Al Gore enters the picture:
Farley records a meeting of Jones, Henry Belk and James Hurtak to discuss, among other things, the funding of the Human Potential Foundation. This suggests that Hurtak’s — and the Nine’s — philosophy is reaching the highest levels of US politics. Jones’s superior, Senator Claiborne Pell, is an extremely powerful figure in Washington. He was Chairman of the Senate’s influential Foreign Relations Committee and is the elder statesman -->>>whom the younger Vice-President Al Gore has come to respect.<<<-- [!!!] Pell and Gore worked closely together when the latter was a senator. The two share a passionate belief in the paranormal and both are great supporters of government-funded psi research. [...] Not only do Vice-President Al Gore and Senator Claiborne Pell share the same esoteric interests, but they are also political allies. It is reasonable to assume that Gore is familiar with the Nine; if so, how much is he influenced by their teachings — or, in the worst case scenario, even their instructions? The evidence suggests that he is by no means the only top-ranking American politician to have been drawn into the Nine’s sphere of influence.
(Ib. :250-251) (Emphasis added)

It's too bad I'm not a Leftist because I think I could weave some good conspiracy theories where everything is linked and associated, if not blurred together. Yes, some bits of information are linked over networks and so on but it takes a lot of arrogance to take little bits of knowledge and simply weave them together as you want to, as some do. E.g., I could weave a combination of explanations four and two: Come close and I'll tell's like this, the demon-god alien type things designed parasites to manipulate human brains at their command. Enter Monsanto* and genetically modified food, they're the people who will control all Life on the planet one day by controlling food after global warming and the famines! And there's McDonalds, feeding you that aspartame that helps the brain parasites.

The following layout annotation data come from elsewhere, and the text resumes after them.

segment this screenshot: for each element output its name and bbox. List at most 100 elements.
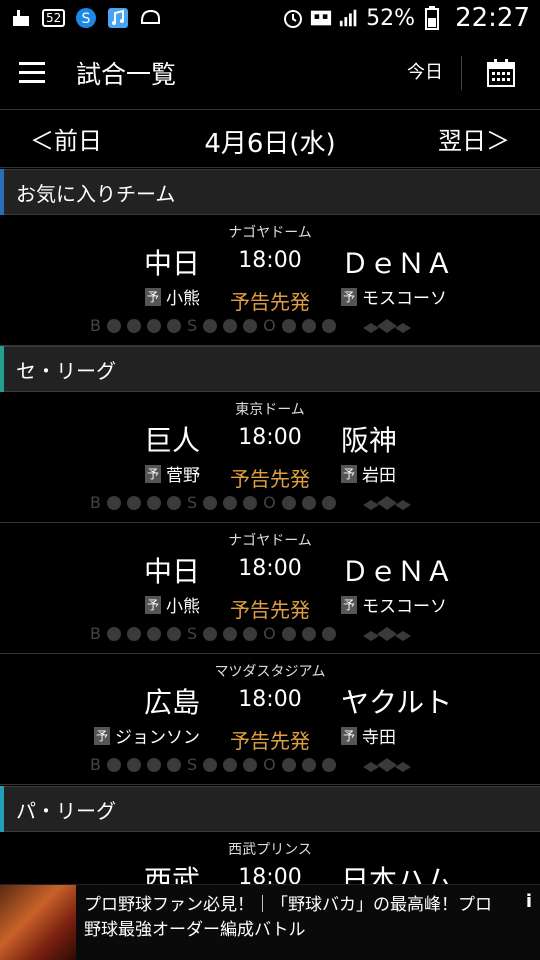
ball-dot xyxy=(126,318,141,333)
ball-label: B xyxy=(90,624,101,643)
strike-dot xyxy=(243,626,258,641)
pitcher-name: モスコーソ xyxy=(362,289,447,309)
svg-text:S: S xyxy=(82,11,91,27)
ad-banner[interactable]: プロ野球ファン必見！｜「野球バカ」の最高峰！プロ野球最強オーダー編成バトル i xyxy=(0,884,540,960)
bases-icon xyxy=(362,626,411,641)
calendar-button[interactable] xyxy=(462,36,540,110)
game-card[interactable]: ナゴヤドーム 中日 18:00 ＤｅＮＡ 予小熊 予告先発 予モスコーソ B S… xyxy=(0,216,540,346)
pitcher-name: 岩田 xyxy=(362,466,396,486)
out-dot xyxy=(321,495,336,510)
today-button[interactable]: 今日 xyxy=(389,53,461,93)
strike-dot xyxy=(203,495,218,510)
ball-dot xyxy=(126,757,141,772)
out-dot xyxy=(301,495,316,510)
out-label: O xyxy=(263,755,276,774)
bases-icon xyxy=(362,757,411,772)
bso-indicator: B S O xyxy=(90,493,418,512)
strike-dot xyxy=(223,495,238,510)
ad-thumbnail xyxy=(0,885,76,960)
battery-percent: 52% xyxy=(366,5,416,31)
s-app-icon: S xyxy=(75,7,97,29)
out-dot xyxy=(301,318,316,333)
ball-dot xyxy=(166,495,181,510)
section-label: お気に入りチーム xyxy=(16,181,176,206)
strike-dot xyxy=(243,495,258,510)
strike-dot xyxy=(203,626,218,641)
away-team: 阪神 xyxy=(341,424,398,457)
section-header-favorites: お気に入りチーム xyxy=(0,169,540,215)
ball-dot xyxy=(146,495,161,510)
ball-dot xyxy=(166,626,181,641)
ad-info-icon[interactable]: i xyxy=(526,891,532,912)
out-dot xyxy=(281,318,296,333)
game-status: 予告先発 xyxy=(230,598,310,622)
ball-label: B xyxy=(90,755,101,774)
ball-dot xyxy=(106,626,121,641)
game-status: 予告先発 xyxy=(230,729,310,753)
screen: 52 S 52% 22:27 試合一覧 今日 ＜前日 4月6日(水) 翌日＞ お… xyxy=(0,0,540,960)
signal-icon xyxy=(338,7,360,29)
game-status: 予告先発 xyxy=(230,290,310,314)
pitcher-name: 寺田 xyxy=(362,728,396,748)
out-dot xyxy=(301,626,316,641)
ball-dot xyxy=(166,318,181,333)
game-time: 18:00 xyxy=(238,248,302,273)
out-dot xyxy=(281,757,296,772)
section-accent-bar xyxy=(0,786,4,832)
bases-icon xyxy=(362,318,411,333)
probable-tag: 予 xyxy=(341,726,357,745)
venue-name: マツダスタジアム xyxy=(214,664,326,680)
away-pitcher: 予モスコーソ xyxy=(341,592,447,617)
probable-tag: 予 xyxy=(341,464,357,483)
ball-dot xyxy=(146,757,161,772)
strike-dot xyxy=(223,318,238,333)
bases-icon xyxy=(362,495,411,510)
venue-name: 東京ドーム xyxy=(235,402,305,418)
probable-tag: 予 xyxy=(341,595,357,614)
venue-name: ナゴヤドーム xyxy=(228,533,312,549)
out-label: O xyxy=(263,493,276,512)
app-bar: 試合一覧 今日 xyxy=(0,36,540,110)
sim-icon xyxy=(310,7,332,29)
ball-label: B xyxy=(90,316,101,335)
bso-indicator: B S O xyxy=(90,316,418,335)
ball-dot xyxy=(126,495,141,510)
section-label: パ・リーグ xyxy=(16,798,116,823)
ball-label: B xyxy=(90,493,101,512)
out-dot xyxy=(321,626,336,641)
game-status: 予告先発 xyxy=(230,467,310,491)
game-card[interactable]: ナゴヤドーム 中日 18:00 ＤｅＮＡ 予小熊 予告先発 予モスコーソ B S… xyxy=(0,524,540,654)
battery-icon xyxy=(421,6,443,30)
strike-label: S xyxy=(186,493,198,512)
strike-label: S xyxy=(186,316,198,335)
ball-dot xyxy=(166,757,181,772)
strike-dot xyxy=(203,757,218,772)
away-team: ＤｅＮＡ xyxy=(341,247,454,280)
hamburger-icon xyxy=(19,62,45,65)
ball-dot xyxy=(126,626,141,641)
strike-label: S xyxy=(186,624,198,643)
baseball-notification-icon xyxy=(10,7,32,29)
out-dot xyxy=(281,495,296,510)
section-header-pacific: パ・リーグ xyxy=(0,786,540,832)
status-bar: 52 S 52% 22:27 xyxy=(0,0,540,36)
game-card[interactable]: マツダスタジアム 広島 18:00 ヤクルト 予ジョンソン 予告先発 予寺田 B… xyxy=(0,655,540,785)
pitcher-name: モスコーソ xyxy=(362,597,447,617)
out-dot xyxy=(321,757,336,772)
menu-button[interactable] xyxy=(0,36,64,110)
game-card[interactable]: 東京ドーム 巨人 18:00 阪神 予菅野 予告先発 予岩田 B S O xyxy=(0,393,540,523)
ball-dot xyxy=(106,318,121,333)
game-time: 18:00 xyxy=(238,425,302,450)
ball-dot xyxy=(146,626,161,641)
section-accent-bar xyxy=(0,346,4,392)
next-day-button[interactable]: 翌日＞ xyxy=(438,121,510,156)
ad-text: プロ野球ファン必見！｜「野球バカ」の最高峰！プロ野球最強オーダー編成バトル xyxy=(84,895,492,940)
bso-indicator: B S O xyxy=(90,755,418,774)
strike-dot xyxy=(243,318,258,333)
page-title: 試合一覧 xyxy=(76,59,177,89)
clock: 22:27 xyxy=(455,3,530,33)
strike-dot xyxy=(223,626,238,641)
venue-name: ナゴヤドーム xyxy=(228,225,312,241)
calendar-icon xyxy=(487,58,515,87)
notification-count-badge: 52 xyxy=(42,9,66,27)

That's fun, not to mention that there's real knowledge interwoven into most conspiracy theories. (Except the Leftist ones these days, most actually seem to begin with stupidity and ignorance and then go on to craft absolutely idiotic associations from their own absurd set of facts.)

For the record, I think the correct answer is number three. Too bad though, I could have fun with conspiracy theory. The Christian version of the almost neurotic thinking typical to it seems to be dispensationalism, although I don't know much about it. The only thing I would note is that many people at the highest levels of culture do claim to see little visions and things, e.g. Hitler, which did seem rather demonic. Most of the Hollywood types are into weird things and cults, it would seem that the "stars" are still idols in America. Dan Rather claimed to talk to a ghost and so on, who knows what people at the highest levels of culture and the shaping of our "cult" are not saying lest they look all craaaazy. But claiming to know much about it would make for a thin conspiracy theory, maybe some good science fiction though.

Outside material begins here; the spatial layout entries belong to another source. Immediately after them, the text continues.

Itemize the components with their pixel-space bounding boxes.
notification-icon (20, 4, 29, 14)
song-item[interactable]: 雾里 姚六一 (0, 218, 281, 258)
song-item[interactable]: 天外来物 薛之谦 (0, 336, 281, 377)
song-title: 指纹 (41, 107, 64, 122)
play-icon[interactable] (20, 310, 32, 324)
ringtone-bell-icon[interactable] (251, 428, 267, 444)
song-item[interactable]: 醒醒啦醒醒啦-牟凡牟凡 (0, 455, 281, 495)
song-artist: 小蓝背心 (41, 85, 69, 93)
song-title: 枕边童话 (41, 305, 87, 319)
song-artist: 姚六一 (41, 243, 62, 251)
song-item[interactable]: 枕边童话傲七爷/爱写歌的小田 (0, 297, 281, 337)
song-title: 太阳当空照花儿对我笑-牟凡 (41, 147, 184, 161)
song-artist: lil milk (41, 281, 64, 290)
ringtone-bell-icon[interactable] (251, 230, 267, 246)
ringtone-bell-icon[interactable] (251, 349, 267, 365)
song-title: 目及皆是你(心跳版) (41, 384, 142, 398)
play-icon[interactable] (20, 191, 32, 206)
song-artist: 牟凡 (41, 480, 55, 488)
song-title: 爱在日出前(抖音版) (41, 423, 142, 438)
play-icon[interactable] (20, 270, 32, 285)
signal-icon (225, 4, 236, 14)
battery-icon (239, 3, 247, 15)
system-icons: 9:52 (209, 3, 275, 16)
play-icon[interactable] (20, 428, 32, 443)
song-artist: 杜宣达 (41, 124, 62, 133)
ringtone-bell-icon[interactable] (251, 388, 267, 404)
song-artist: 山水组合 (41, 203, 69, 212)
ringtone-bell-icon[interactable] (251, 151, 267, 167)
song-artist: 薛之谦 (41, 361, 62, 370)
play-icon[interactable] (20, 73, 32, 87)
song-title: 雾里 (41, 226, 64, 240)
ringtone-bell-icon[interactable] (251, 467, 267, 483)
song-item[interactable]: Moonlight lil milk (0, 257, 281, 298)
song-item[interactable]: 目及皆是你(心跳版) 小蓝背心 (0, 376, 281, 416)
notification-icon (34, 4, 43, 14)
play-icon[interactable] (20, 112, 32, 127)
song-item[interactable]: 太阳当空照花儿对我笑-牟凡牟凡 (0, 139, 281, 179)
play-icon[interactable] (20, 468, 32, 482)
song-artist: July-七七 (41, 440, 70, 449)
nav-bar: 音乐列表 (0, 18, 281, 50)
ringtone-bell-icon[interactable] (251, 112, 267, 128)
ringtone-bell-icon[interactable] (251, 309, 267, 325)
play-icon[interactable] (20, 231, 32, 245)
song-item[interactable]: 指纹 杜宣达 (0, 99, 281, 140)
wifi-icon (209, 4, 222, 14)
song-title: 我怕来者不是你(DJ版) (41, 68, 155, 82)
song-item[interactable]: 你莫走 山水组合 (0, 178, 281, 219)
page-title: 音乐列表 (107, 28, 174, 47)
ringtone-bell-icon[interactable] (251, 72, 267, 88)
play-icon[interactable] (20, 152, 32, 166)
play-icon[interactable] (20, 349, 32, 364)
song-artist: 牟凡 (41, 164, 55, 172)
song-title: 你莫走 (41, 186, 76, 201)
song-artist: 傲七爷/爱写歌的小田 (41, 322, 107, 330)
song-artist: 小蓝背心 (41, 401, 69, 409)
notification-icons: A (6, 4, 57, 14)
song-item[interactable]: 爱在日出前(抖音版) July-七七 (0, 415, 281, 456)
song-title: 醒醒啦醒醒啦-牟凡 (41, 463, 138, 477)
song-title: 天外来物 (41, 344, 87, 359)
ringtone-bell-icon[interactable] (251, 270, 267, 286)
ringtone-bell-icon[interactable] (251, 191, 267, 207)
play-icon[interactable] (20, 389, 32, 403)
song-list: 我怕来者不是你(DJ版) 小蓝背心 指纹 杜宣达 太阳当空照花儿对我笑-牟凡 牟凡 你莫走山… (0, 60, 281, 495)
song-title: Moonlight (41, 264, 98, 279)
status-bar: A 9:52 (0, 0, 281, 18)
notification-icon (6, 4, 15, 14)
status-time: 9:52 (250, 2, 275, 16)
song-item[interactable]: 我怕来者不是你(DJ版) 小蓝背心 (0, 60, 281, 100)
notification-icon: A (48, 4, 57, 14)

*(There are real conspiracies and Monsanto is obviously conspiring corporately to control farming and the production of food, mainly because that's what they're in business to do. That's an easy conspiracy theory, valid too. I do not mean that there are not real conspiracies, just that they're usually much more difficult to have knowledge of than the average conspiracy theorist seems to think. I.e. with many of them if you were right then you would be dead already, which is the case with many of the conspiracy theories about Bush these days.)